Doveweed is an increasingly problematic weed on golf courses. It infests warm-season fairways, roughs, and tees. The weed’s life cycle and growth pattern make it especially difficult to control. 

Doveweed is a summer annual weed that germinates in soil temperatures between 60°F and 70°F. Its seeds can stay dormant in the soil for years before germinating, which means that managing it can be a multi-year process.

Identifying doveweed is a challenge because of its grassy characteristics. It can be mistaken for desirable grasses, such as St. Augustinegrass. However, doveweed produces distinctive flowers that help with identification. Doveweed flowers have three small purple petals, as seen in the photo below from Clemson Home & Garden Information Center.


With a creeping growth pattern, doveweed spreads quickly via stolons. Mowing can break these stolons and incidentally help the weed spread even further. Doveweed favors wet soils, which means that high rainfall or irrigation levels can contribute to an infestation. You may find that doveweed clusters around irrigation heads because of the wet soil there.

Because doveweed is such a resilient weed, you’ll probably need chemical solutions to manage it. Specticle FLO is one pre-emergent herbicide labeled for doveweed. Use it in split applications for extended residual control.
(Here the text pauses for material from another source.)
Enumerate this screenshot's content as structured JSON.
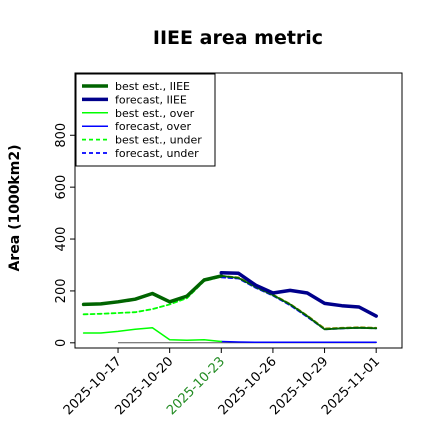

Typically, post-emergent applications are more successful for doveweed control. Blindside is one post-emergent herbicide labeled for doveweed, providing the best results when applied in split applications 14 to 21 days apart. Celsius WG and Tribute Total are two more options, which may also require repeat applications. A non-ionic surfactant, such as Chem-Stik LpH, can improve the effectiveness of these applications

Although doveweed control is neither quick nor easy, chemical and cultural solutions are available to help. Knowing how to identify doveweed—and understanding the conditions that provoke its growth—will help you stay ahead of this issue on your course.